On 31-Aug-2016 13:48 -0600, John Yeung wrote:
On Wed, 31-Aug-2016 at 14:12, (WalzCraft) Jerry Forss wrote:
On 31-Aug-2016 12:54 -0600, MichaelQuigley wrote:
On Wed 31 Aug 2016 10:41:44 -0400 John Yeung wrote:
Why can't he use the "big character string" approach with
POSSTR or LOCATE as Glenn suggested?
(And please note that I'm not asking why it's not the *best*
way; I'm merely asking why it's not *a* way.)
It could be "a" way, but you would have to be careful how your
"big character string" is formatted. It might not work because
POSSTR and LOCATE will find the position of any occurrence of a
string, not necessarily the key value for which you're looking.
e.g. If you're searching the following string of three character
values
'ABCDEFGHI' i.e., values of 'ABC','DEF', and 'GHI'
If you test for 'CDE', POSSTR and/or LOCATE will say it's there
and it is--in position 3. But it isn't really one of the values
you intended. Now if your "big character string" is delimited
(using any delimiter -- it doesn't really matter what) it would
work. e.g. 'ABC,DEF|GHI'.
This would be an issue for what I am doing.
Some of the values will be MLMD, MLDM and MLD.
So scanning for a value of MLD may give a false positive.
A set of sufficiently dissimilar fixed-width elements could still be
processed without problems; for which an exhaustive test could be
performed against a given set. With the very simple example shown, the
issue of a false-positive is easily overcome by coding the selection to
the actual size; i.e. as 4-byte elements, a 3-byte value would be
searched as the blank-padded value. So if in the above example the
elements are four-characters each, then when the element 'MLD␢' ["␢"
represents the blank-pad] is desired, then actually code the scalar to
locate that value *with the blank included\mandatory*; e.g. as coded
here, using the CHAR casting scalar, to avoid any issues with visibility
of a blank:
stringAsArrayOf4byteElems='MLMDMLDMMLD MORE'
; -- align under 2nd arg/* ...4...8..12..16 */
exec sql set intVariable =
locate( CHAR('MLD', 4), :stringAsArrayOf4byteElems)
; -- result: intVariable=9 /* The desired effect */
exec sql set intVariable =
locate( 'MLD' ), :stringAsArrayOf4byteElems)
; -- result: intVariable=5 /* Undesirable effect */
It wouldn't, if you took the appropriate precautions for the format
of the data.
The example you started with was minimal, so I couldn't tell if it
was space-delimited or fixed-width.
If fixed-width, then you would want to divide the result of your
scan by the element size, and you only have a match if the remainder
is 1.
While that logic could be programmed, that is not something that can
be done so directly\easily within the query itself; i.e. neither LOCATE
nor POSSTR have a related LOCATE_ON_BOUNDARY or POSSTR_ON_BOUDARY scalar
or an additional argument to specify a restriction on what boundary a
searched token must be aligned. Not even the newer LOCATE_IN_STRING
[aka InStr] offers that capability; instead, expecting\supporting the
user knowing which occurrence is sought, but that would allow coding
multiple requests within a CASE expression to accommodate elimination of
that number of potential false-positives.

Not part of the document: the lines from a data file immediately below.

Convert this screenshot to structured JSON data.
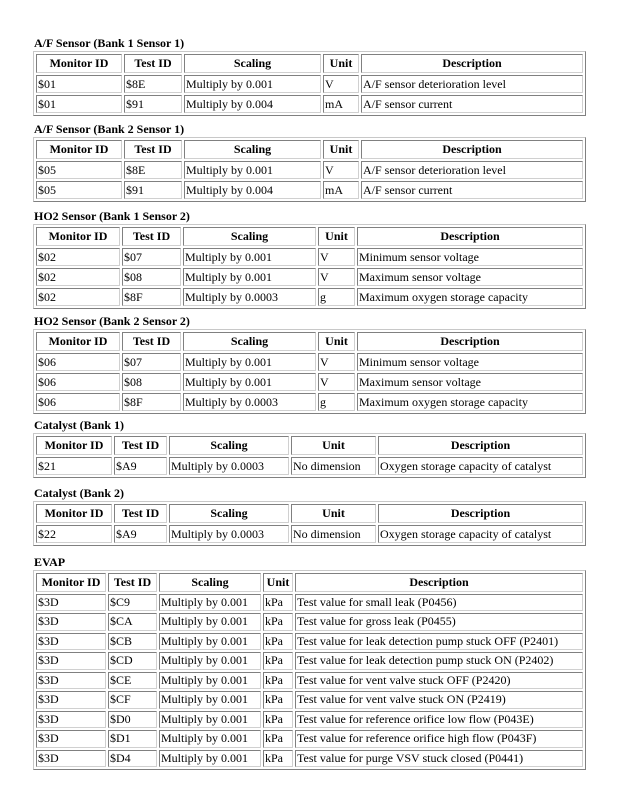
{
  "sections": [
    {
      "title": "A/F Sensor (Bank 1 Sensor 1)",
      "headers": [
        "Monitor ID",
        "Test ID",
        "Scaling",
        "Unit",
        "Description"
      ],
      "rows": [
        [
          "$01",
          "$8E",
          "Multiply by 0.001",
          "V",
          "A/F sensor deterioration level"
        ],
        [
          "$01",
          "$91",
          "Multiply by 0.004",
          "mA",
          "A/F sensor current"
        ]
      ]
    },
    {
      "title": "A/F Sensor (Bank 2 Sensor 1)",
      "headers": [
        "Monitor ID",
        "Test ID",
        "Scaling",
        "Unit",
        "Description"
      ],
      "rows": [
        [
          "$05",
          "$8E",
          "Multiply by 0.001",
          "V",
          "A/F sensor deterioration level"
        ],
        [
          "$05",
          "$91",
          "Multiply by 0.004",
          "mA",
          "A/F sensor current"
        ]
      ]
    },
    {
      "title": "HO2 Sensor (Bank 1 Sensor 2)",
      "headers": [
        "Monitor ID",
        "Test ID",
        "Scaling",
        "Unit",
        "Description"
      ],
      "rows": [
        [
          "$02",
          "$07",
          "Multiply by 0.001",
          "V",
          "Minimum sensor voltage"
        ],
        [
          "$02",
          "$08",
          "Multiply by 0.001",
          "V",
          "Maximum sensor voltage"
        ],
        [
          "$02",
          "$8F",
          "Multiply by 0.0003",
          "g",
          "Maximum oxygen storage capacity"
        ]
      ]
    },
    {
      "title": "HO2 Sensor (Bank 2 Sensor 2)",
      "headers": [
        "Monitor ID",
        "Test ID",
        "Scaling",
        "Unit",
        "Description"
      ],
      "rows": [
        [
          "$06",
          "$07",
          "Multiply by 0.001",
          "V",
          "Minimum sensor voltage"
        ],
        [
          "$06",
          "$08",
          "Multiply by 0.001",
          "V",
          "Maximum sensor voltage"
        ],
        [
          "$06",
          "$8F",
          "Multiply by 0.0003",
          "g",
          "Maximum oxygen storage capacity"
        ]
      ]
    },
    {
      "title": "Catalyst (Bank 1)",
      "headers": [
        "Monitor ID",
        "Test ID",
        "Scaling",
        "Unit",
        "Description"
      ],
      "rows": [
        [
          "$21",
          "$A9",
          "Multiply by 0.0003",
          "No dimension",
          "Oxygen storage capacity of catalyst"
        ]
      ]
    },
    {
      "title": "Catalyst (Bank 2)",
      "headers": [
        "Monitor ID",
        "Test ID",
        "Scaling",
        "Unit",
        "Description"
      ],
      "rows": [
        [
          "$22",
          "$A9",
          "Multiply by 0.0003",
          "No dimension",
          "Oxygen storage capacity of catalyst"
        ]
      ]
    },
    {
      "title": "EVAP",
      "headers": [
        "Monitor ID",
        "Test ID",
        "Scaling",
        "Unit",
        "Description"
      ],
      "rows": [
        [
          "$3D",
          "$C9",
          "Multiply by 0.001",
          "kPa",
          "Test value for small leak (P0456)"
        ],
        [
          "$3D",
          "$CA",
          "Multiply by 0.001",
          "kPa",
          "Test value for gross leak (P0455)"
        ],
        [
          "$3D",
          "$CB",
          "Multiply by 0.001",
          "kPa",
          "Test value for leak detection pump stuck OFF (P2401)"
        ],
        [
          "$3D",
          "$CD",
          "Multiply by 0.001",
          "kPa",
          "Test value for leak detection pump stuck ON (P2402)"
        ],
        [
          "$3D",
          "$CE",
          "Multiply by 0.001",
          "kPa",
          "Test value for vent valve stuck OFF (P2420)"
        ],
        [
          "$3D",
          "$CF",
          "Multiply by 0.001",
          "kPa",
          "Test value for vent valve stuck ON (P2419)"
        ],
        [
          "$3D",
          "$D0",
          "Multiply by 0.001",
          "kPa",
          "Test value for reference orifice low flow (P043E)"
        ],
        [
          "$3D",
          "$D1",
          "Multiply by 0.001",
          "kPa",
          "Test value for reference orifice high flow (P043F)"
        ],
        [
          "$3D",
          "$D4",
          "Multiply by 0.001",
          "kPa",
          "Test value for purge VSV stuck closed (P0441)"
        ]
      ]
    }
  ]
}
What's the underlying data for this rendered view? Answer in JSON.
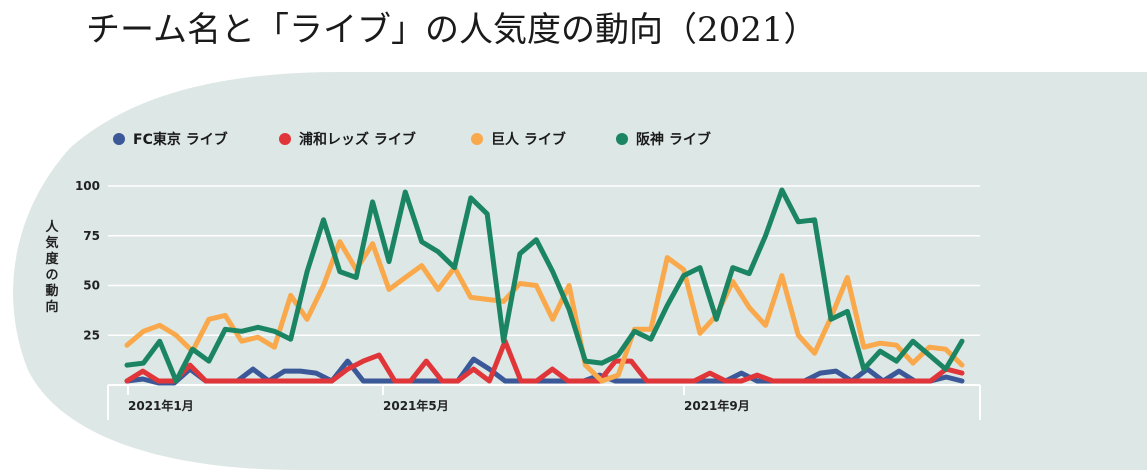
{
  "chart_data": {
    "type": "line",
    "title": "チーム名と「ライブ」の人気度の動向（2021）",
    "ylabel": "人気度の動向",
    "xlabel": "",
    "ylim": [
      0,
      100
    ],
    "yticks": [
      25,
      50,
      75,
      100
    ],
    "x_tick_labels": [
      "2021年1月",
      "2021年5月",
      "2021年9月"
    ],
    "grid": true,
    "legend_position": "top-left",
    "series": [
      {
        "name": "FC東京 ライブ",
        "color": "#3b5998",
        "values": [
          2,
          3,
          1,
          1,
          8,
          2,
          2,
          2,
          8,
          2,
          7,
          7,
          6,
          2,
          12,
          2,
          2,
          2,
          2,
          2,
          2,
          2,
          13,
          8,
          2,
          2,
          2,
          2,
          2,
          2,
          5,
          2,
          2,
          2,
          2,
          2,
          2,
          2,
          2,
          6,
          2,
          2,
          2,
          2,
          6,
          7,
          2,
          8,
          2,
          7,
          2,
          2,
          4,
          2
        ]
      },
      {
        "name": "浦和レッズ ライブ",
        "color": "#e0363a",
        "values": [
          2,
          7,
          2,
          2,
          10,
          2,
          2,
          2,
          2,
          2,
          2,
          2,
          2,
          2,
          8,
          12,
          15,
          2,
          2,
          12,
          2,
          2,
          8,
          2,
          22,
          2,
          2,
          8,
          2,
          2,
          2,
          12,
          12,
          2,
          2,
          2,
          2,
          6,
          2,
          2,
          5,
          2,
          2,
          2,
          2,
          2,
          2,
          2,
          2,
          2,
          2,
          2,
          8,
          6
        ]
      },
      {
        "name": "巨人 ライブ",
        "color": "#f9a94b",
        "values": [
          20,
          27,
          30,
          25,
          17,
          33,
          35,
          22,
          24,
          19,
          45,
          33,
          50,
          72,
          58,
          71,
          48,
          54,
          60,
          48,
          59,
          44,
          43,
          42,
          51,
          50,
          33,
          50,
          10,
          2,
          5,
          28,
          28,
          64,
          58,
          26,
          35,
          52,
          39,
          30,
          55,
          25,
          16,
          34,
          54,
          19,
          21,
          20,
          11,
          19,
          18,
          10
        ]
      },
      {
        "name": "阪神 ライブ",
        "color": "#1b8563",
        "values": [
          10,
          11,
          22,
          2,
          18,
          12,
          28,
          27,
          29,
          27,
          23,
          57,
          83,
          57,
          54,
          92,
          62,
          97,
          72,
          67,
          59,
          94,
          86,
          22,
          66,
          73,
          57,
          38,
          12,
          11,
          15,
          27,
          23,
          40,
          55,
          59,
          33,
          59,
          56,
          75,
          98,
          82,
          83,
          33,
          37,
          8,
          17,
          12,
          22,
          15,
          8,
          22
        ]
      }
    ]
  }
}
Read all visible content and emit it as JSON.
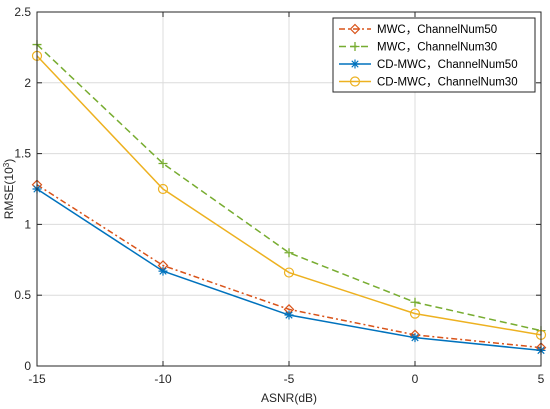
{
  "chart_data": {
    "type": "line",
    "xlabel": "ASNR(dB)",
    "ylabel": "RMSE(10",
    "ylabel_sup": "3",
    "ylabel_close": ")",
    "x": [
      -15,
      -10,
      -5,
      0,
      5
    ],
    "xlim": [
      -15,
      5
    ],
    "ylim": [
      0,
      2.5
    ],
    "xticks": [
      "-15",
      "-10",
      "-5",
      "0",
      "5"
    ],
    "yticks": [
      "0",
      "0.5",
      "1",
      "1.5",
      "2",
      "2.5"
    ],
    "grid": true,
    "legend_position": "top-right",
    "series": [
      {
        "name": "MWC，ChannelNum50",
        "values": [
          1.28,
          0.71,
          0.4,
          0.22,
          0.13
        ],
        "color": "#D95319",
        "dash": "6,3,2,3",
        "marker": "diamond"
      },
      {
        "name": "MWC，ChannelNum30",
        "values": [
          2.27,
          1.43,
          0.8,
          0.45,
          0.25
        ],
        "color": "#77AC30",
        "dash": "7,4",
        "marker": "plus"
      },
      {
        "name": "CD-MWC，ChannelNum50",
        "values": [
          1.25,
          0.67,
          0.36,
          0.2,
          0.11
        ],
        "color": "#0072BD",
        "dash": "",
        "marker": "asterisk"
      },
      {
        "name": "CD-MWC，ChannelNum30",
        "values": [
          2.19,
          1.25,
          0.66,
          0.37,
          0.22
        ],
        "color": "#EDB120",
        "dash": "",
        "marker": "circle"
      }
    ]
  }
}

What I am suggesting, is, that the following predicate would
incorrectly conclude that the searched value is _missing_ due to the
searched value being located off-bounds\alignment at position-4, when in
fact, the 4-byte value *is present* at the properly aligned position-9;
lacking an ability to code [loop] logic in the predicate or scalar, to
keep looking for the correct occurrence, although such work could be
offloaded to a User Defined Function (UDF) [table or scalar]:
WHERE MOD(LOCATE('MLDX', 'MLDMLDXDMLDX'), 4) = 1
-- align under 2nd arg /* ...4...8..12 */
If delimited (by anything, including spaces), then you would first of
all want to ensure you have a delimiter at the beginning of every
field (so one extra one at the beginning) or at the end (so one extra
one at the end). Then include the delimiter in your scan.
So, scanning is still doable, but how convenient it is depends on how
the data in the big string is formatted.
Easily the better choice, for enabling the use of the LOCATE or
POSSTR [etc.], and also for use with a LIKE predicate. But if the data
is not already stored delimited, and is already stored as contiguous
array-like elements, then the ease with which that data can be
generated\rewritten into a true-temporary table makes that an easy way
to locate, whilst allowing for the IN predicate from the original query
to remain, but with that temporary table referenced in a subquery [see
my next reply to this topic thread].